En cuanto a esto, en el Antiguo y el Nuevo Testamento Dios lo establece. Esta subordinación está basada en la creación. “Adán fue formado primero, después Eva” (1 Timoteo 2:13). Todavía más, está fundada sobre la caída de nuestros primeros padres: “Adán no fue engañado, (mientras estuvo solo), sino que la mujer, siendo engañada, incurrió en transgresión” (1 Timoteo 2:14). Después de la caída, sobre cada uno recayó una carga particular.
La subordinación de la esposa fue confirmada, aún más, fue aumentada. Dios le dijo a la mujer: “Con dolor darás a luz los hijos; y su deseo será para su marido, y él se enseñoreará de ti” (Génesis 3:16). Al hombre le dijo: “Maldita será la tierra por tu causa; con dolor comerás de ella todos los días de tu vida. Con el sudor de tu rostro comerás el pan hasta que vuelvas a la tierra, porque de ella fuiste tomado” (Génesis 3:17-19).

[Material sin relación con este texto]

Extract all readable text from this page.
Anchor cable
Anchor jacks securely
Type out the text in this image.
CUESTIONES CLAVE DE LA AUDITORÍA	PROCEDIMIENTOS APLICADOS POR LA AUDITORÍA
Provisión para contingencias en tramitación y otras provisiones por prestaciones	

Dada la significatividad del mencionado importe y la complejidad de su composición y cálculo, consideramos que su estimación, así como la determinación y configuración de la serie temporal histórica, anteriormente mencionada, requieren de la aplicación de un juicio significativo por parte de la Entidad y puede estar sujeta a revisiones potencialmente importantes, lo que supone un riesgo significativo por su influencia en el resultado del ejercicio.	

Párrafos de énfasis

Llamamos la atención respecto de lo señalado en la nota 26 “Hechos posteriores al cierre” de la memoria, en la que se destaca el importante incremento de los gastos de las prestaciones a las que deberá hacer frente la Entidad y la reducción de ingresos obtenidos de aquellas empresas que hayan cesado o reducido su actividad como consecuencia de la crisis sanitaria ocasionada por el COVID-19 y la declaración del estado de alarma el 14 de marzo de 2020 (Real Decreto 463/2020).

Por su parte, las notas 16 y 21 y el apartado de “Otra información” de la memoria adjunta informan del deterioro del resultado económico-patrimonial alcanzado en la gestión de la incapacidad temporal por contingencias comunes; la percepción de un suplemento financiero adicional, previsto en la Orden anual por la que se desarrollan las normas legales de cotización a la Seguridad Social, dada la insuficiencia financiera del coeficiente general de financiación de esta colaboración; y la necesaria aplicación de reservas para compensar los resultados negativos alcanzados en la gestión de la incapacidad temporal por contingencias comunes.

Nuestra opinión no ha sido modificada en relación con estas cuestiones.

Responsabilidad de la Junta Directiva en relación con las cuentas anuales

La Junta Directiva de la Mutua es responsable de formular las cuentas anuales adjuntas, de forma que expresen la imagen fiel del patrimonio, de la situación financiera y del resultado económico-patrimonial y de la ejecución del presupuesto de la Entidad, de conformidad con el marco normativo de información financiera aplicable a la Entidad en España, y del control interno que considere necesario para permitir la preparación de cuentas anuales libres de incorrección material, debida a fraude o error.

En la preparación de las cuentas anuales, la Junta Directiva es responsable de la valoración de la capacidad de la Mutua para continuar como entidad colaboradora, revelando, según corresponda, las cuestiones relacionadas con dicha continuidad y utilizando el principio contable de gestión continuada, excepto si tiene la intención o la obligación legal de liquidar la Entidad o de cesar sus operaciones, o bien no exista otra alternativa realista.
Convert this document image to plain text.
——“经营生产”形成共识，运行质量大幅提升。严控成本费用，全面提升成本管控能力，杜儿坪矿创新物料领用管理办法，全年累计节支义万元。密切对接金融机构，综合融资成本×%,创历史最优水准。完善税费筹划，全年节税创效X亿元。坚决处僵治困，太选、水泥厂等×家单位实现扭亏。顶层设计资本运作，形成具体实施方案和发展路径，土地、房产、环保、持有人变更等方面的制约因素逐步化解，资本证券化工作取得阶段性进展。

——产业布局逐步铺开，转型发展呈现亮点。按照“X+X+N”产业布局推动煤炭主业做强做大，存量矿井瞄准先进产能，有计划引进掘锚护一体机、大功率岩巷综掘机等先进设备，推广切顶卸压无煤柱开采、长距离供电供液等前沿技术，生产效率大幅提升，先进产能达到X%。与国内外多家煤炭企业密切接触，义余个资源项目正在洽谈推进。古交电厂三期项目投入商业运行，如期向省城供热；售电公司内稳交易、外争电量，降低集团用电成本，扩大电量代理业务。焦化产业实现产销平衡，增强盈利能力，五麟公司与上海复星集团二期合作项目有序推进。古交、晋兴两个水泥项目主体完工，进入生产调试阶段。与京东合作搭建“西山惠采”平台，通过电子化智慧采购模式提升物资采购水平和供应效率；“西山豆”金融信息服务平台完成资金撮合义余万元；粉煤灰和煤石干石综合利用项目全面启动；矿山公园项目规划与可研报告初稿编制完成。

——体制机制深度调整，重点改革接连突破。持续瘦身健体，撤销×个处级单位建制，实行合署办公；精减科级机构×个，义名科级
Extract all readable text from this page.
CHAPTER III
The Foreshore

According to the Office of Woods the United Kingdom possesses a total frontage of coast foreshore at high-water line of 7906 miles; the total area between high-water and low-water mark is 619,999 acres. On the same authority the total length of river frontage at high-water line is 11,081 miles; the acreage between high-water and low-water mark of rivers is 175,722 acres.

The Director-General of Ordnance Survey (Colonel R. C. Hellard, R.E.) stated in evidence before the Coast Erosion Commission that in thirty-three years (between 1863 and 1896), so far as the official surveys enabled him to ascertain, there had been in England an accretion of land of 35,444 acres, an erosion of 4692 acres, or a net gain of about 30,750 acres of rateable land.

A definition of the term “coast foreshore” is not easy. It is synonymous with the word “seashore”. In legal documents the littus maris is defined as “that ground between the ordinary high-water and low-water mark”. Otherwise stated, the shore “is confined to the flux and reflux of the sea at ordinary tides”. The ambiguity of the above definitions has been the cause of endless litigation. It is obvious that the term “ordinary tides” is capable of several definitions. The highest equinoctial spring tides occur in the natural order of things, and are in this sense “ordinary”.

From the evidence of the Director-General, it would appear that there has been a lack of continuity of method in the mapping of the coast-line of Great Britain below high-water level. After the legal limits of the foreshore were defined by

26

Podemos discutir en contra de estas palabras cuanto queramos. Son, y siempre serán, la ley primitiva que nunca ha dejado de tener validez. El hombre caído debe someterse a ella, a menos que se aparte todavía más de Dios. Aquí la resistencia no es de provecho. Estas palabras están continuamente en operación. Estas barreras permanecen firmes. Estas cargas son colocadas sobre nosotros, y no las podemos eludir.
Sobre el hombre queda la autoridad de gobernar. Pero con ello viene aparejado el extremo cuidado y duro trabajo sobre una tierra maldecida.
En cada vocación terrenal debe gustar algo de amargura de esa maldición. Gustosamente el hombre ofrecería a otro el privilegio de gobernar, si es que al mismo tiempo fuere liberado de la responsabilidad y la preocupación que ello implica. El número de hombres que ha abdicado a su posición como cabeza de sus respectivas familias constituye un verdadero testimonio actual a lo que acabamos de mencionar.